College semesters seem, at the same time, to pass quickly and last forever. As I’ve caught up on regular life during spring break this week, I’ve taken stock of the fact that the students in my undergraduate class have read, researched, and reviewed twenty short stories so far. With five weeks still left once the break ends, we’re not done yet. It’s been an education for all of us in how snippets of life from varying times, places, and cultures can be expressed and considered through fictional short stories. Universal experiences and themes can be found in each of the stories we’ve read.

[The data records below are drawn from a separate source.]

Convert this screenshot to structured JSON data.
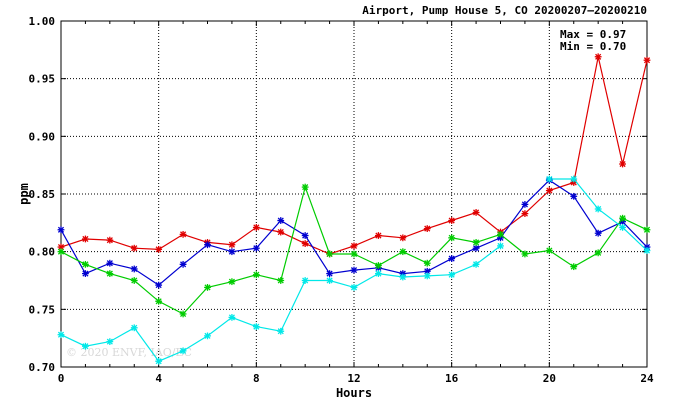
{
  "chart_data": {
    "type": "line",
    "title": "Airport, Pump House 5, CO 20200207–20200210",
    "xlabel": "Hours",
    "ylabel": "ppm",
    "xlim": [
      0,
      24
    ],
    "ylim": [
      0.7,
      1.0
    ],
    "xticks": [
      0,
      4,
      8,
      12,
      16,
      20,
      24
    ],
    "xtick_labels": [
      "0",
      "4",
      "8",
      "12",
      "16",
      "20",
      "24"
    ],
    "yticks": [
      0.7,
      0.75,
      0.8,
      0.85,
      0.9,
      0.95,
      1.0
    ],
    "ytick_labels": [
      "0.70",
      "0.75",
      "0.80",
      "0.85",
      "0.90",
      "0.95",
      "1.00"
    ],
    "grid": true,
    "grid_style": "dotted",
    "annotations": {
      "max": "Max = 0.97",
      "min": "Min = 0.70"
    },
    "watermark": "© 2020 ENVF, IAQ/EC",
    "x": [
      0,
      1,
      2,
      3,
      4,
      5,
      6,
      7,
      8,
      9,
      10,
      11,
      12,
      13,
      14,
      15,
      16,
      17,
      18,
      19,
      20,
      21,
      22,
      23,
      24
    ],
    "series": [
      {
        "color": "#e00000",
        "marker": "asterisk",
        "values": [
          0.804,
          0.811,
          0.81,
          0.803,
          0.802,
          0.815,
          0.808,
          0.806,
          0.821,
          0.817,
          0.807,
          0.798,
          0.805,
          0.814,
          0.812,
          0.82,
          0.827,
          0.834,
          0.817,
          0.833,
          0.853,
          0.86,
          0.969,
          0.876,
          0.966
        ]
      },
      {
        "color": "#0000d0",
        "marker": "asterisk",
        "values": [
          0.819,
          0.781,
          0.79,
          0.785,
          0.771,
          0.789,
          0.806,
          0.8,
          0.803,
          0.827,
          0.814,
          0.781,
          0.784,
          0.786,
          0.781,
          0.783,
          0.794,
          0.803,
          0.812,
          0.841,
          0.862,
          0.848,
          0.816,
          0.826,
          0.804
        ]
      },
      {
        "color": "#00cc00",
        "marker": "asterisk",
        "values": [
          0.8,
          0.789,
          0.781,
          0.775,
          0.757,
          0.746,
          0.769,
          0.774,
          0.78,
          0.775,
          0.856,
          0.798,
          0.798,
          0.788,
          0.8,
          0.79,
          0.812,
          0.808,
          0.815,
          0.798,
          0.801,
          0.787,
          0.799,
          0.829,
          0.819
        ]
      },
      {
        "color": "#00e8e8",
        "marker": "asterisk",
        "values": [
          0.728,
          0.718,
          0.722,
          0.734,
          0.705,
          0.714,
          0.727,
          0.743,
          0.735,
          0.731,
          0.775,
          0.775,
          0.769,
          0.781,
          0.778,
          0.779,
          0.78,
          0.789,
          0.805,
          null,
          0.863,
          0.863,
          0.837,
          0.821,
          0.801
        ]
      }
    ]
  }
}
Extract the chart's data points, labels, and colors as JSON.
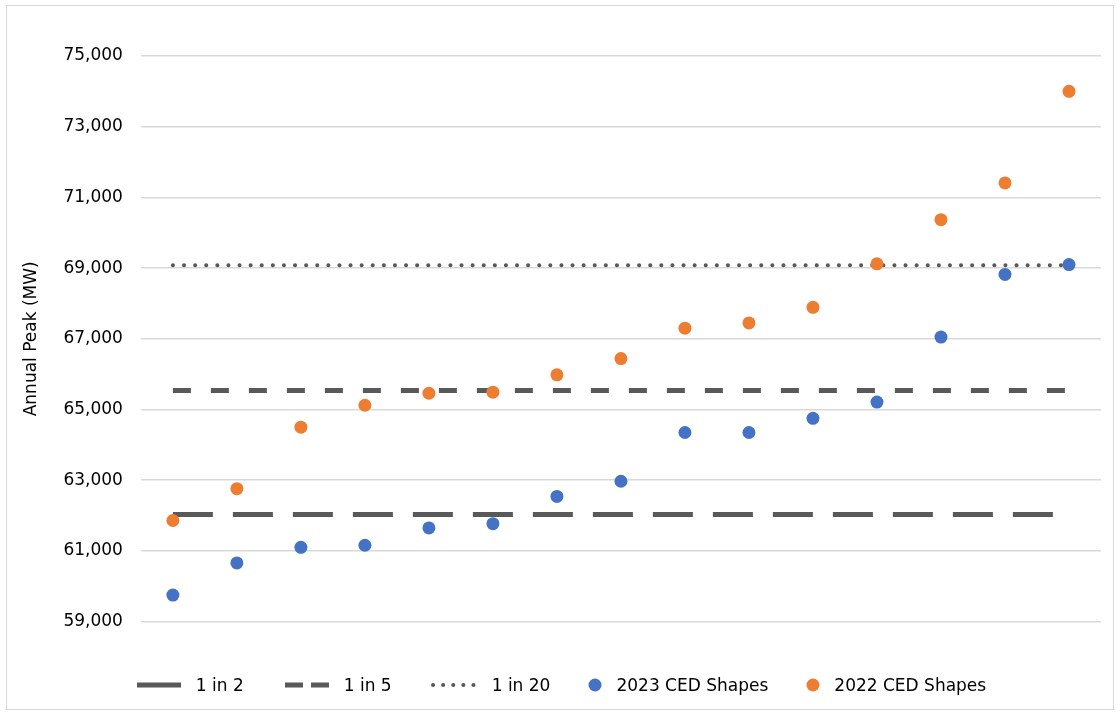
{
  "chart_data": {
    "type": "scatter",
    "ylabel": "Annual Peak (MW)",
    "categories": [
      null,
      null,
      null,
      null,
      null,
      null,
      null,
      null,
      null,
      null,
      null,
      null,
      null,
      null,
      null
    ],
    "series": [
      {
        "name": "2023 CED Shapes",
        "color": "#4472c4",
        "values": [
          59750,
          60660,
          61100,
          61160,
          61650,
          61770,
          62540,
          62970,
          64350,
          64350,
          64750,
          65210,
          67050,
          68820,
          69100
        ]
      },
      {
        "name": "2022 CED Shapes",
        "color": "#ed7d31",
        "values": [
          61860,
          62760,
          64500,
          65120,
          65460,
          65490,
          65980,
          66440,
          67300,
          67450,
          67890,
          69120,
          70370,
          71410,
          74000
        ]
      }
    ],
    "ref_lines": [
      {
        "axis": "y",
        "value": 62030,
        "label": "1 in 2",
        "color": "#595959",
        "line_style": "dashed"
      },
      {
        "axis": "y",
        "value": 65540,
        "label": "1 in 5",
        "color": "#595959",
        "line_style": "dashed"
      },
      {
        "axis": "y",
        "value": 69080,
        "label": "1 in 20",
        "color": "#595959",
        "line_style": "dotted"
      }
    ],
    "ylim": [
      59000,
      75000
    ],
    "yticks": [
      {
        "value": 59000,
        "label": "59,000"
      },
      {
        "value": 61000,
        "label": "61,000"
      },
      {
        "value": 63000,
        "label": "63,000"
      },
      {
        "value": 65000,
        "label": "65,000"
      },
      {
        "value": 67000,
        "label": "67,000"
      },
      {
        "value": 69000,
        "label": "69,000"
      },
      {
        "value": 71000,
        "label": "71,000"
      },
      {
        "value": 73000,
        "label": "73,000"
      },
      {
        "value": 75000,
        "label": "75,000"
      }
    ],
    "grid": "y",
    "legend": "bottom",
    "marker": "circle"
  }
}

Anton Chekhov, Chinua Achebe, Katherine Mansfield, Ernest Hemingway, Isaac Bashevis Singer, Isabel Allende…every great writer has something to say to us.
I’ve enjoyed focusing on short stories so much that I’ve been inspired to write more of my own. Over the years, I’ve published several short fictional works in literary journals. One of my first publications, a short story called “B.B.” based on a true-life incident, appeared in Void Magazine some years ago. “Jude,” a very short piece, appeared in an online journal called The Whistling Fire, and “The Old Man,” based on a non-fiction piece I wrote first, was published by Connotation Press: An Online Artifact. I then ventured into mystery fiction with the fun story “Who Let the Cats Out?” which won third place in a mystery writing contest and was published in the anthology Mystery Times Ten 2013 and anthologized again in Nine Deadly Lives: An Anthology of Feline Fiction. My most recently published short story was “Capture the Moon,” which appeared in Red Earth Review last summer, and my most recently completed effort, “The Man,” is being considered by a couple of journals now.
Just last week I started something new, but I don’t want to say more than that. I find that when I’m starting a new project, it’s best to say very little until I’ve completed a draft I’m ready to send to early readers for feedback — and that takes time.
Teaching is the gift that keeps on giving — in addition to the rewards of introducing literature and creative writing to students, it has inspired me to fill in the gaps in my own literary knowledge and write more of my own work. The stories we’ve discussed this semester have stayed with me for weeks or months as I’ve re-read and thought about them. I hope that someday my own stories will affect readers the same way.